Data types

Data types mk Sat, 03/27/2010 - 22:30

SQL prescribes a large collection of built-in types, most of which are directly supported. The MonetDB database kernel can also be extended with user defined types to better support application domains.

Some domain specific data types (e.g. GeoSpatial) are not part of the MonetDB core, but are provided by extensions. For more information check the Spatial data types article.

Builtin SQL types

Builtin SQL types mk Thu, 04/01/2010 - 22:20
CHAR [ '(' length ')' ]  | CHARACTER [ '(' length ')' ] UTF-8 character string with length upperbound limit. CHAR or CHARACTER without the "( length )" specification are treated as CHAR(1).
Note: currently no spaces are padded at the end
   
VARCHAR '(' length ')' | CHARACTER VARYING '(' length ')' UTF-8 character string with length upperbound limit
   
TEXT | CLOB | CHARACTER LARGE OBJECT | STRING UTF-8 character string with unbounded length
   
BLOB | BINARY LARGE OBJECT bytes string with unbounded length
   
BOOLEAN | BOOL logic values: true or false
   
TINYINT 8 bit signed integer between -127 and 127
SMALLINT 16 bit signed integer between -32767 and 32767
INT | INTEGER 32 bit signed integer between -2147483647 and 2147483647
BIGINT 64 bit signed integer between -9223372036854775807 and 9223372036854775807
   
HUGEINT 128 bit signed integer between -2127 +1 and +2127 -1 (±170141183460469231731687303715884105727)
Note: HUGEINT is only available on platforms with a C-compiler that supports the __int128 or __int128_t data type (e.g., recent gcc, clang, & icc on Linux or MacOS X) and from Jul2015 release onwards
   
DECIMAL '(' Prec ',' Scale ')' |
DEC '(' Prec ',' Scale ')' |
NUMERIC '(' Prec ',' Scale ')'
Exact decimal number with precision Prec and scale Scale.

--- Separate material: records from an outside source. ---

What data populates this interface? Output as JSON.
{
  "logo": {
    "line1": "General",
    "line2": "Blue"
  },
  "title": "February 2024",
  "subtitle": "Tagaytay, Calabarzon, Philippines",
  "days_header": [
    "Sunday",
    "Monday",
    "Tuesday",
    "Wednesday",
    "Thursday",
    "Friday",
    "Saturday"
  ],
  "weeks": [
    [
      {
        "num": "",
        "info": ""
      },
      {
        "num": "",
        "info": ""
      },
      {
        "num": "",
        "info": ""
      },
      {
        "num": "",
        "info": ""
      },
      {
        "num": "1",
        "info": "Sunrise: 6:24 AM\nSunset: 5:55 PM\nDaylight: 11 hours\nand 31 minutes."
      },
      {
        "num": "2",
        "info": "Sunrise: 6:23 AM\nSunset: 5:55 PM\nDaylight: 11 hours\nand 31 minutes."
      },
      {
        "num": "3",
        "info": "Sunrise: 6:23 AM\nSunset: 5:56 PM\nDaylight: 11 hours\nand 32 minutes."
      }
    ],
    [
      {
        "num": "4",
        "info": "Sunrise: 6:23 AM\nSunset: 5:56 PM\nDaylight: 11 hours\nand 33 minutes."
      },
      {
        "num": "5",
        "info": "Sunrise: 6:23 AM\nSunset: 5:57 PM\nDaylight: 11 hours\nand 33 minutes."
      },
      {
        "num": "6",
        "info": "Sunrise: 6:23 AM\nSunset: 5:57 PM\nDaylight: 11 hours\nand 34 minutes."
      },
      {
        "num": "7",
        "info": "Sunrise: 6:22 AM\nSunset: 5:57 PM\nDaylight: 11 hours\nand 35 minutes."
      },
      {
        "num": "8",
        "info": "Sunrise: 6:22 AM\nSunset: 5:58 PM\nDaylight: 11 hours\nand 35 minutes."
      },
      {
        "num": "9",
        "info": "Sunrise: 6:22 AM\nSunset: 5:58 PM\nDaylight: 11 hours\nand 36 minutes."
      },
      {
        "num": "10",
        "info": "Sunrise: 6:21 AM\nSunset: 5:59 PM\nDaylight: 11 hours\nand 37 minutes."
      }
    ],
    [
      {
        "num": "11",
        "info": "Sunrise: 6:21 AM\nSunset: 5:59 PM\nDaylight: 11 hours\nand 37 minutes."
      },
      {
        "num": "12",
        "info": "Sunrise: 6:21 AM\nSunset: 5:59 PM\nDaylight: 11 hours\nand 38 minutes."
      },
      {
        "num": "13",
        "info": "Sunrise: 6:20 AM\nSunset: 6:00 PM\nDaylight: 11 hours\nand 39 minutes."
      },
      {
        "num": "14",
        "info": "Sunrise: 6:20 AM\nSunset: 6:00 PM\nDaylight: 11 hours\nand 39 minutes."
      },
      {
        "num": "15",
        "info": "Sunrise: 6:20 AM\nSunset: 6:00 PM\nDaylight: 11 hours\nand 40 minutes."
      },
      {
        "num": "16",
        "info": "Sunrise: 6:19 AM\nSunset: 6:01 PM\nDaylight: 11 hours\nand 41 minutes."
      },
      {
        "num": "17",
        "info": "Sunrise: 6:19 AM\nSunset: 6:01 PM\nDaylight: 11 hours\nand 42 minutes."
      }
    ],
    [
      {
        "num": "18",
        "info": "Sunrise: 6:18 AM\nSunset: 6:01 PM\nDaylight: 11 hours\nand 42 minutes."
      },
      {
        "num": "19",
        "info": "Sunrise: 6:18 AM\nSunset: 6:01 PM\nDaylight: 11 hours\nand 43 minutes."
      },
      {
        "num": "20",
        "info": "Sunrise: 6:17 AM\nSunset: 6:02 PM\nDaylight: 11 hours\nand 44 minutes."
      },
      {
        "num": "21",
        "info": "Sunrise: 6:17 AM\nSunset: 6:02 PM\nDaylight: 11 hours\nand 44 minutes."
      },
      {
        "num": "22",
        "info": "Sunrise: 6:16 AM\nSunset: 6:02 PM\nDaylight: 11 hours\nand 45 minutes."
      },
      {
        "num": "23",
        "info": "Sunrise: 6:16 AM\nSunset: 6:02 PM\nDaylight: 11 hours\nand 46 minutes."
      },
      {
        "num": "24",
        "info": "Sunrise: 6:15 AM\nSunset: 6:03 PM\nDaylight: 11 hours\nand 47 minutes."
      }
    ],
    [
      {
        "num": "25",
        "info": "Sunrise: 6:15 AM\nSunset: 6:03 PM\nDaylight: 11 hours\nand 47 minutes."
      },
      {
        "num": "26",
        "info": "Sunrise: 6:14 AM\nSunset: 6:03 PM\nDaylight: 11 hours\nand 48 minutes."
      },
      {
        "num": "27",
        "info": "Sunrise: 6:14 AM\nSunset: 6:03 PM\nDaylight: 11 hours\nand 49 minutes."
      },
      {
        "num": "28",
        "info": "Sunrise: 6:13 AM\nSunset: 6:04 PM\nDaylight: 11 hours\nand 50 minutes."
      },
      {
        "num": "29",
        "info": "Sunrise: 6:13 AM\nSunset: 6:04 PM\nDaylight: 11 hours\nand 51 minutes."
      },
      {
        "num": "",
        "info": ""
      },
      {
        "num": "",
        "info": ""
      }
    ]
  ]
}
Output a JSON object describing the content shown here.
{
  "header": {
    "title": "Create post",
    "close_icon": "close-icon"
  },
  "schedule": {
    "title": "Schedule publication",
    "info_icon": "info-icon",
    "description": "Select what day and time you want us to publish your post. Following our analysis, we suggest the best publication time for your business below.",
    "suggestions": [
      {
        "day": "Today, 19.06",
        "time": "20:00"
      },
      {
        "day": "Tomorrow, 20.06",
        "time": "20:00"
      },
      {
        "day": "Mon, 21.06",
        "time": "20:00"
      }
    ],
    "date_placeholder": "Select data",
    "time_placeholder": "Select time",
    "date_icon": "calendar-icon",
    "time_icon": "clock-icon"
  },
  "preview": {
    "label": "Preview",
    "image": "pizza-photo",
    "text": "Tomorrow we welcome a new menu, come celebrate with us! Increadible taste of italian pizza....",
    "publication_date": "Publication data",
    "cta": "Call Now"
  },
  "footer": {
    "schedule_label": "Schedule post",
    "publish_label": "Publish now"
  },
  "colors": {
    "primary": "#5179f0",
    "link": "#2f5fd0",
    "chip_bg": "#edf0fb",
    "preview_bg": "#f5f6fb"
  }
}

Prec must be between 1 and 18 (or 38 when HUGEINT is also supported). Scale must be between 0 and Prec
   
DECIMAL '(' Prec ')' |
DEC '(' Prec ')' |
NUMERIC '(' Prec ')'
Exact decimal number with precision Prec and scale 0. Prec must be between 1 and 18 (or 38 when HUGEINT is also supported).
   
DECIMAL | DEC | NUMERIC Exact decimal number with precision 18 and scale 3.
   
REAL 32 bit floating point approximate number
FLOAT | DOUBLE | DOUBLE PRECISION 64 bit floating point approximate number
FLOAT '(' Prec ')' floating point approximate number with binary precision Prec. Prec must be between 1 and 53. FLOAT(24) is same as REAL, FLOAT(53) is same as DOUBLE

 

All scalar types include a NULL value, which is internally represented as a valid domain value. For numerical types, this is the smallest value in the type's domain (i.e., the one omitted in the ranges given above). Arithmetic expressions that overflow may lead to returning the NULL instead.

The integer types align with the storage of 1, 2, 4, 8 and 16 bytes.

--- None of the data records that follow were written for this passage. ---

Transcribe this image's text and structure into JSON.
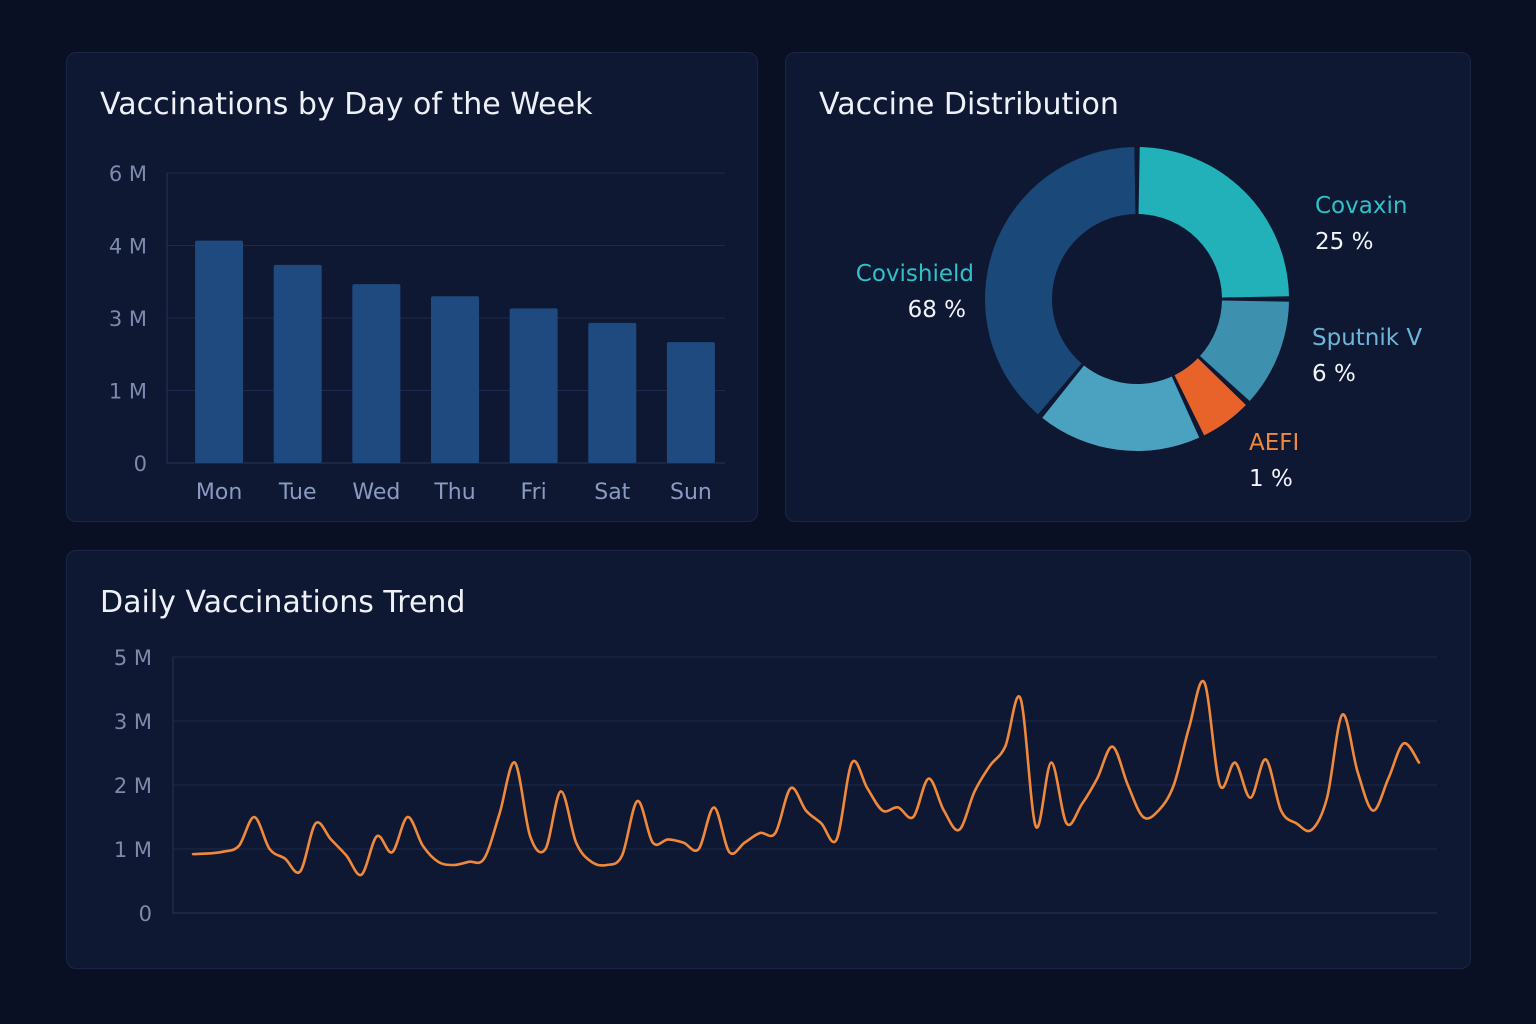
{
  "colors": {
    "bar": "#1f4a7f",
    "line": "#f08a3a",
    "Covishield": "#1a4878",
    "Covaxin": "#22b0b9",
    "Sputnik V": "#3e90af",
    "AEFI": "#e8632a",
    "unlabeled": "#4ba2c0",
    "covishield_label": "#2ec1c9",
    "covaxin_label": "#2ec1c9",
    "sputnik_label": "#6cb6d8",
    "aefi_label": "#f08a3a"
  },
  "chart_data": [
    {
      "type": "bar",
      "title": "Vaccinations by Day of the Week",
      "yticks": [
        "0",
        "1 M",
        "3 M",
        "4 M",
        "6 M"
      ],
      "categories": [
        "Mon",
        "Tue",
        "Wed",
        "Thu",
        "Fri",
        "Sat",
        "Sun"
      ],
      "values": [
        4.6,
        4.1,
        3.7,
        3.45,
        3.2,
        2.9,
        2.5
      ],
      "ylim": [
        0,
        6
      ],
      "grid": true,
      "legend": "none"
    },
    {
      "type": "pie",
      "title": "Vaccine Distribution",
      "donut": true,
      "slices": [
        {
          "name": "Covaxin",
          "label": "25 %",
          "value": 25
        },
        {
          "name": "Sputnik V",
          "label": "6 %",
          "value": 12
        },
        {
          "name": "AEFI",
          "label": "1 %",
          "value": 6
        },
        {
          "name": "",
          "label": "",
          "value": 18
        },
        {
          "name": "Covishield",
          "label": "68 %",
          "value": 39
        }
      ]
    },
    {
      "type": "line",
      "title": "Daily Vaccinations Trend",
      "yticks": [
        "0",
        "1 M",
        "2 M",
        "3 M",
        "5 M"
      ],
      "ylim": [
        0,
        4
      ],
      "grid": true,
      "legend": "none",
      "series": [
        {
          "name": "",
          "values": [
            0.92,
            0.93,
            0.96,
            1.05,
            1.5,
            1.0,
            0.85,
            0.65,
            1.4,
            1.15,
            0.9,
            0.6,
            1.2,
            0.95,
            1.5,
            1.05,
            0.8,
            0.75,
            0.8,
            0.85,
            1.55,
            2.35,
            1.2,
            1.0,
            1.9,
            1.1,
            0.8,
            0.75,
            0.9,
            1.75,
            1.1,
            1.15,
            1.1,
            1.0,
            1.65,
            0.95,
            1.1,
            1.25,
            1.25,
            1.95,
            1.6,
            1.4,
            1.15,
            2.35,
            1.95,
            1.6,
            1.65,
            1.5,
            2.1,
            1.6,
            1.3,
            1.9,
            2.3,
            2.6,
            3.35,
            1.35,
            2.35,
            1.4,
            1.7,
            2.1,
            2.6,
            2.0,
            1.5,
            1.6,
            2.0,
            2.9,
            3.6,
            2.0,
            2.35,
            1.8,
            2.4,
            1.6,
            1.4,
            1.3,
            1.8,
            3.1,
            2.2,
            1.6,
            2.1,
            2.65,
            2.35
          ]
        }
      ]
    }
  ]
}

The numeric and decimal types are represented as fixed length integers, whose decimal point is produced during result rendering.

The types REAL, FLOAT and DOUBLE map to the underlying implementation system. No special attention is given to the value NaN.

Temporal types

Temporal types mk Thu, 06/30/2011 - 09:46

MonetDB/SQL supports a rich set of time-related operations within the kernel. The starting point are SQL 92 and the ODBC time-related data types.  There are six basic types and operations on them:

DATE a date in the Gregorian calendar YYYY-MM-DD, e.g. 1999-12-31
TIME  [ '(' posint ')' ] time of day (HH.MI.SS.sss) with precision (default 0)
TIME  [ '(' posint ')' ] WITH TIME ZONE time of day (HH.MI.SS.sss) with precision (default 0) and time zone information
TIMESTAMP [ '(' posint ')' ] date concatenated with unique time, precision
TIMESTAMP [ '(' posint ')' ] WITH TIME ZONE date concatenated with unique time, precision and time zone information
INTERVAL interval_qualifier a temporal interval such as: INTERVAL SECOND or INTERVAL MONTH

interval_qualifier :
    { YEAR | MONTH | DAY | HOUR | MINUTE | SECOND [time_precision] }
   |  start_field  TO  end_field

start_field :
   
{ YEAR | MONTH | DAY | HOUR | MINUTE }

end_field:
   
{ YEAR | MONTH | DAY | HOUR | MINUTE | SECOND [time_precision] }

time_precision :
     '(' posint ')'

A timestamp is a combination of date and time, indicating an exact point in time (GMT). GMT is the time at the Greenwich meridian without a daylight savings time (DST) regime. Absence of DST means that hours are consecutive (no jumps) which makes it easy to perform time difference calculations.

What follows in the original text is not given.